L'idée de base de ce système, dont les fondements théoriques furent élaborés au siècle dernier par le mathématicien anglais George Boole, est la suivante: l'absence de tension correspond à un état bas, noté 0, tandis que la présence de tension correspond à un état haut, noté 1.

Par analogie, on pourrait dire: l'interrupteur est ouvert (0) ou il est fermé (1). Toute l'électronique numérique, y compris l'informatique, repose sur ce système, qu'on pourrait difficilement rendre plus simple...

L'illustration ci-dessous montre comment les niveaux logiques hauts et bas, 1 et 0, peuvent être assimilés à la fermeture et à l'ouverture d'un interrupteur. Le schéma, à gauche, est celui d'une banale lampe de poche: on trouve une pile de 4,5 V, un interrupteur et une ampoule d'éclairage. Lorsque l'on ferme l'interrupteur, l'ampoule s'allume; on a un niveau logique 1. Si on ouvre l'interrupteur, l'ampoule s'éteint, ce qui correspond à un niveau logique 0.

Niveaux logiques

Le principe, on le voit, est d'une simplicité désarmante... Formalisons un peu tout cela: si nous n'avons qu'une seule entrée (désignée par la lettre A) et une seule sortie (désignée S), et si nous pouvons écrire une table de vérité comme ci-dessus, alors nous sommes en présence d'une fonction logique OUI.

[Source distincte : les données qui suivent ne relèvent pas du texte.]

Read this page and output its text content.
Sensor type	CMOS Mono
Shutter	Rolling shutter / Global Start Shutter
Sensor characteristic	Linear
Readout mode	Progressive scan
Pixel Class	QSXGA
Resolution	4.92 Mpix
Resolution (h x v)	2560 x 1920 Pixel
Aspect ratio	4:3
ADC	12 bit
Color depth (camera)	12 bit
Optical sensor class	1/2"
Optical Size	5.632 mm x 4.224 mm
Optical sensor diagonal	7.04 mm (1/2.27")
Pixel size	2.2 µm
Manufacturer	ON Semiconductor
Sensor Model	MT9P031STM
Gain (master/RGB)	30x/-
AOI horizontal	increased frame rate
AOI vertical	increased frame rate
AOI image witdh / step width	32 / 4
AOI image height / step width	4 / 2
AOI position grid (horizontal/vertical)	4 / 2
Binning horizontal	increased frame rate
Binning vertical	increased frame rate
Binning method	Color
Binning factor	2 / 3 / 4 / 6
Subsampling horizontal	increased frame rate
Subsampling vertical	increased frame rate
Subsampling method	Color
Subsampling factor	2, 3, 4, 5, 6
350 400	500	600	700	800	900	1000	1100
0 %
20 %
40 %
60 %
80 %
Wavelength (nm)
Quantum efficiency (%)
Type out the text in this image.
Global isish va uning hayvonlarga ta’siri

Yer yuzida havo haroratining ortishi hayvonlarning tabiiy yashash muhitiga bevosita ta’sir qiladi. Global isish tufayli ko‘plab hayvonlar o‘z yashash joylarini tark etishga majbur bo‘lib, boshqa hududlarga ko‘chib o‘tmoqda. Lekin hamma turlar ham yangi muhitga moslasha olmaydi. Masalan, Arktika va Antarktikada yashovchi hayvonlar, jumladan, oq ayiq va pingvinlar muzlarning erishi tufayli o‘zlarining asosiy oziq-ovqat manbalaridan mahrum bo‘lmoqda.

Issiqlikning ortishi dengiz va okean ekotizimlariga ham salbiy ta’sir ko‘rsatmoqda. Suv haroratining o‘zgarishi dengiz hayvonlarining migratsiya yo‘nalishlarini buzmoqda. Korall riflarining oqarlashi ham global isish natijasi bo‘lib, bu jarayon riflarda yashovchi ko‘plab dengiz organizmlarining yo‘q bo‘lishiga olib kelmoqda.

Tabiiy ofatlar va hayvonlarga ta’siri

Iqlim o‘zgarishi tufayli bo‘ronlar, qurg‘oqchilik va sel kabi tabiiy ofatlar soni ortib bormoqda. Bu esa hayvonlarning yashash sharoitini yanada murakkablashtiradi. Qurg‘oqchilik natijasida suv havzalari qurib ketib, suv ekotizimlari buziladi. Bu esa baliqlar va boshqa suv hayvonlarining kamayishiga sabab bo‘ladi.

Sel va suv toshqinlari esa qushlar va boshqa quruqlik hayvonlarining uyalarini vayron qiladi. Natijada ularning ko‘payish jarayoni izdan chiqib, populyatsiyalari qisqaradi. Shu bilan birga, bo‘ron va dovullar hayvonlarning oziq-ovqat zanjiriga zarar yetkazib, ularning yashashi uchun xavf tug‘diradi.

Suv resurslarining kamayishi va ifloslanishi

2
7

Considérons les deux schémas ci-dessous. Sur celui de gauche, on a un interrupteur ouvert au repos (c'est sa position "normale"); sur celui de droite, on a monté un interrupteur fermé au repos. Simulons mentalement le fonctionnement de ces deux circuits et résumons les résultats sous forme de tableau, nous obtenons ceci:

Fonctions logiques OUI et NON

Nous venons de mettre en évidence les deux fonctions logiques les plus simples: la fonction OUI et la fonction NON, l'une étant l'inverse de l'autre.

On symbolise les fonctions OUI et NON par des triangles comportant une seule entrée (du côté gauche) et une sortie (du côté de la pointe du triangle). Remarquez le petit cercle, sur le symbole de la fonction NON: il est toujours associé, ainsi que nous le verrons plus loin, à un NON logique, donc à un inverseur.

Au passage, signalons que dans la pratique, c'est-à-dire dans les circuits intégrés, un niveau haut correspond à une tension égale ou supérieure aux deux tiers environ de la tension d'alimentation (Vcc); un niveau bas correspond à une tension égale ou inférieure au tiers environ de la tension d'alimentation. Par ailleurs, la transition d'un niveau haut à un niveau bas ou vice-versa n'est jamais instantanée: elle est affectée par un temps de montée et un temps de descente.

Mine de rien, nous avons fait le tour des notions les plus fondamentales de la logique booléenne! Voyons maintenant comment on réalise des fonctions logiques un peu plus complexes.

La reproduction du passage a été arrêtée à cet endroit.